Balanço agro. A geopolítica do agronegócio tem aparecido uma vez ou outra aqui, certo? Nas últimas semanas, a China voltou a estar no centro da pauta: Pequim barrou contêineres de carne do Uruguai ao detectar resíduo de medicamentos para carrapato em níveis acima do permitido, o que causou um golpe duro no mercado uruguaio, que hoje exporta 80% da sua carne para a China. A China tem aumentado o rigor das suas normas de segurança alimentar, que já derrubaram exportações de países bem mais próximos de casa, e mostram o quanto o padrão chinês virou o novo selo de conformidade global. O Brasil já entendeu isso: nesta semana, o Instituto de Manejo e Certificação Florestal e Agrícola lançou a primeira certificação global para carne livre de desmatamento, o selo Beef on Track (BoT), algo que que há anos vinha sendo cobrado por reguladores europeus e importadores asiáticos. Essa frente tenta antecipar o que muitos no setor consideram inevitável: uma corrida por rastreabilidade e sustentabilidade que se impõe não só por consciência ambiental, mas por pura sobrevivência comercial. Do outro lado da cadeia de produção, a soja entrou no front da disputa sino-americana. Com Trump anunciando tarifas de 100% sobre produtos chineses, Pequim respondeu suspendendo totalmente  as compras de grãos dos EUA, preferindo Brasil e Argentina, mesmo pagando mais caro. Os preços subiram, e o grão virou termômetro das tensões globais nos últimos dias.

Sociedade

Corrida de (chat)bots. A ByteDance, dona (pelo menos por enquanto) do TikTok (Douyin), está liderando o mercado de chatbots de IA na China. Desenvolvido pela divisão de nuvem da empresa (Volcano Engine), o aplicativo Doubao já desbancou o ex-favorito DeepSeek há alguns meses e acabou de lançar o seu modelo 1.6 e dois LLMs com uso de voz, como conta a Caixin. O Doubao foi lançado em 2023, seu modelo 1.5 chegou em janeiro, após o sucesso DeepSeek, e em agosto deste ano ele atingiu 157 milhões de usuários mensais. A versão internacional do Doubao, Cici, também já está lentamente adquirindo fãs ao redor do mundo, ainda que no Brasil não esteja nem no top 50 de apps gratuitos. Tem quem teorize que o ponto de virada do sucesso da ByteDance com o seu LLM foi a redução do preço do modelo em 99,3% em maio de 2024, o que teria criado uma competição praticamente inviável para os concorrentes. Nesta matéria de Zeyi Yang para a Wired, é destacado outro diferencial: o design amigável da plataforma, que não exige grandes conhecimentos de tecnologia.

Zheng He
Julia (farmacia)> Design importa: este post do Radii China é um ode a belas embalagens e ao design dos remédios vendidos nas farmácias de Hong Kong. Dá para colecionar? Quem sabe fazer uma coleção de camisetas? Se sim, queremos.

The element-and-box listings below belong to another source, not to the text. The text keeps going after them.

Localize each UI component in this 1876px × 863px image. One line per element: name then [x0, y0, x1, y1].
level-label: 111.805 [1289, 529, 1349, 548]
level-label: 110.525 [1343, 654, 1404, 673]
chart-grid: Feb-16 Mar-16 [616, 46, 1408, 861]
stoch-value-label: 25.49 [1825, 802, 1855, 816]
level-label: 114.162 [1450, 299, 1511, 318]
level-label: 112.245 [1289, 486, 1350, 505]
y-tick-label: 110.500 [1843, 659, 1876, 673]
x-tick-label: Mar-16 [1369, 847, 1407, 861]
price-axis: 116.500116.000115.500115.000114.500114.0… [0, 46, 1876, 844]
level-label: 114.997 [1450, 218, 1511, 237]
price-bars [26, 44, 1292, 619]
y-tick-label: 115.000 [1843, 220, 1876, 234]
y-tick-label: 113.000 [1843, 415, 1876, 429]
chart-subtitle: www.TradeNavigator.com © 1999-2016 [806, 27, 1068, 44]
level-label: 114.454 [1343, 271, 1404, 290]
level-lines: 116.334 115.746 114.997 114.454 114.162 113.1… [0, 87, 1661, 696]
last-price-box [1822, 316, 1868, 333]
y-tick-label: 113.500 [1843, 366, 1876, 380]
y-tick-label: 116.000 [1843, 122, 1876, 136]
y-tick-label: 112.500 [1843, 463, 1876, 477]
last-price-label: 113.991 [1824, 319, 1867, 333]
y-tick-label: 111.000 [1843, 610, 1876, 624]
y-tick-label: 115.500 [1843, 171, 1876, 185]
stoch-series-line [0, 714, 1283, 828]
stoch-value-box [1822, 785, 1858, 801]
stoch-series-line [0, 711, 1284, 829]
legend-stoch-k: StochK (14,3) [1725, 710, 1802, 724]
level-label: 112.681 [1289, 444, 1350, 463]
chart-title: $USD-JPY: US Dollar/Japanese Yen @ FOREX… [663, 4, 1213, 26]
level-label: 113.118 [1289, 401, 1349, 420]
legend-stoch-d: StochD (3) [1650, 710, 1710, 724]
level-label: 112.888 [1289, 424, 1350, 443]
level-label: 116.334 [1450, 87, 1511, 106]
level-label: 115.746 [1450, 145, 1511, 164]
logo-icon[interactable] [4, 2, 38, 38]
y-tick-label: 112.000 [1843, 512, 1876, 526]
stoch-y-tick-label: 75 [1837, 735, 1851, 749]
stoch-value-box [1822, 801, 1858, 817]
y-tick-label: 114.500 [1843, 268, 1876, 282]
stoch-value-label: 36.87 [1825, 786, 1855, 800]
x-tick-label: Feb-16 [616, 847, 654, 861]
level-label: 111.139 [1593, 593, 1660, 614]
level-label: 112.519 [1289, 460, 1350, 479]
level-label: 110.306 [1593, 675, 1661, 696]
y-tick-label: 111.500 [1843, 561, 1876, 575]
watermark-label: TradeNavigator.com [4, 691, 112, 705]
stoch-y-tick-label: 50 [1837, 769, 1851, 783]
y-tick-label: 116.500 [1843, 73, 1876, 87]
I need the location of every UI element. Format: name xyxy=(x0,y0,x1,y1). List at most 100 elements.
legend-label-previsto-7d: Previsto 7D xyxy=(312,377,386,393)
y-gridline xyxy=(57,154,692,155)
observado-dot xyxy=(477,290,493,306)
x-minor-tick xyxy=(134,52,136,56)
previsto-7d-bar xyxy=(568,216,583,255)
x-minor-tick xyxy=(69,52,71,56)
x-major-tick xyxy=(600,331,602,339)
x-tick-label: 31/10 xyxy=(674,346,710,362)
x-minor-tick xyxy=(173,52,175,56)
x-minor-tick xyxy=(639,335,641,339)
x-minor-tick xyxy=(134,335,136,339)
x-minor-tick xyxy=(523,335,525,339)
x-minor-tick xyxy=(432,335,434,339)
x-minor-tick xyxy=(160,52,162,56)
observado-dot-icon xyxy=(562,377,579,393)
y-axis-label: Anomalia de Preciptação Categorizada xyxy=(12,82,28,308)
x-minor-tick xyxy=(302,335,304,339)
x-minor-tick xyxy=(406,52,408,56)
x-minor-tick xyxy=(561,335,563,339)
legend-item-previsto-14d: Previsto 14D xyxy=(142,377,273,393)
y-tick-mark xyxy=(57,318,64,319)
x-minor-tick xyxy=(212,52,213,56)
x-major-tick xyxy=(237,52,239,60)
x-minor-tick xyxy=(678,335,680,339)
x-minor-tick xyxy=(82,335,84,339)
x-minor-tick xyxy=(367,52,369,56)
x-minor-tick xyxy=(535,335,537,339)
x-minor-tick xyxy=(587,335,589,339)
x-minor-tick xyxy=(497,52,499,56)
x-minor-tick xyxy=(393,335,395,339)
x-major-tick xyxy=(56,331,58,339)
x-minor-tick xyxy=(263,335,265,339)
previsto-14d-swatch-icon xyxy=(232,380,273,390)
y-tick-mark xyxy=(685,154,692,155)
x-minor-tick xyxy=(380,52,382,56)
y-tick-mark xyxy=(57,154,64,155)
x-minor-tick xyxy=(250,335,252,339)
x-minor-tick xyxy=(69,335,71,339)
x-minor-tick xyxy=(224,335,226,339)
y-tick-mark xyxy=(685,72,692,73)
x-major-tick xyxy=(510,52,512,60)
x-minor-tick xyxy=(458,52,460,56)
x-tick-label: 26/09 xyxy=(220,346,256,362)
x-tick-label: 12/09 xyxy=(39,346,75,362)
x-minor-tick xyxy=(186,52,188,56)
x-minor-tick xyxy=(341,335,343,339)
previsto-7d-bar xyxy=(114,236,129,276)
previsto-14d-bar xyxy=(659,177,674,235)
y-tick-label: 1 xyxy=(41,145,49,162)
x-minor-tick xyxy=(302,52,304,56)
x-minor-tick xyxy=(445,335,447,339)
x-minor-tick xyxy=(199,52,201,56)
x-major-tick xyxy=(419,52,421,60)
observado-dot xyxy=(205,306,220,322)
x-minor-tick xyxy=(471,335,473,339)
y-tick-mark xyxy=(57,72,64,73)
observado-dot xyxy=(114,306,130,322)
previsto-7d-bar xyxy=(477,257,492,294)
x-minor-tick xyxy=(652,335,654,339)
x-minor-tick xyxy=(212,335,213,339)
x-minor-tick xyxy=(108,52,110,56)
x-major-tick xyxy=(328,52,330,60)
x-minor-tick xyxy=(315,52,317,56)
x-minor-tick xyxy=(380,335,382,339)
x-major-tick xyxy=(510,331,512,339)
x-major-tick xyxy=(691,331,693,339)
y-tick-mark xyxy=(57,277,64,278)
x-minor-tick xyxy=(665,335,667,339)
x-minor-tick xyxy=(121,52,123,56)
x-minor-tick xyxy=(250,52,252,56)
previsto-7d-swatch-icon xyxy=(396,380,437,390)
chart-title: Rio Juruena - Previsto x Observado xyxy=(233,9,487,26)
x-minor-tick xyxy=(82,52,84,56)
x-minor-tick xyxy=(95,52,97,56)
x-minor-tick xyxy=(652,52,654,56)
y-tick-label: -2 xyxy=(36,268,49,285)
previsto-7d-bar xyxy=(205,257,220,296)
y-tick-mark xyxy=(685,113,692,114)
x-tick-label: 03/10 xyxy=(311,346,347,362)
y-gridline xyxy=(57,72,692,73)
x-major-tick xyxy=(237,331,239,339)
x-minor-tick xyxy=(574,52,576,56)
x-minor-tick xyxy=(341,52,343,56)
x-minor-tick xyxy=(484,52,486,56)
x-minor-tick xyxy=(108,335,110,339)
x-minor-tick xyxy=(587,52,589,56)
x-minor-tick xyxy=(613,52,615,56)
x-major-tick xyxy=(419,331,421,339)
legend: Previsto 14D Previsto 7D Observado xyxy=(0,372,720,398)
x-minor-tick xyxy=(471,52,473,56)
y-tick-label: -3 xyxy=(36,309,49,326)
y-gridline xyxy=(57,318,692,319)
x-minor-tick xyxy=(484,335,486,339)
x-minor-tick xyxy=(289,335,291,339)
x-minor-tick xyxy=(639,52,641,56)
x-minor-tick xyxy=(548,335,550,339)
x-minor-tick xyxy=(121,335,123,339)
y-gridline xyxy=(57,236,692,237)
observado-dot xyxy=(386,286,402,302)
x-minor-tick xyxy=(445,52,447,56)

Fotografia: a excelente exposição brasileira Retratistas do Morro aterrissa na China – mais especificamente em Xiamen entre 29 de novembro e 04 de janeiro. A exposição retrata a comunidade da Serra, uma das maiores favelas brasileiras e chega em terras chinesas como parte do Festival Internacional de Fotografia Jimei x Arles.

Trabalho: Repórteres do The New York Times acompanharam o expediente de profissionais que exemplificam grandes mudanças na China: uma acompanhante para navegar o complexo sistema hospitalar; um influenciador tang ping (躺平); e uma eletricista em uma empresa 100% feminina que atende mulheres solteiras.

 

 

A diretora brasileira Juliana Baroni falou à CGTN (China Global Television Network) sobre suas impressões após visitar o museu arqueológico Liangzhu. Ela está produzindo um documentário sobre a China que será lançado pelo ICL.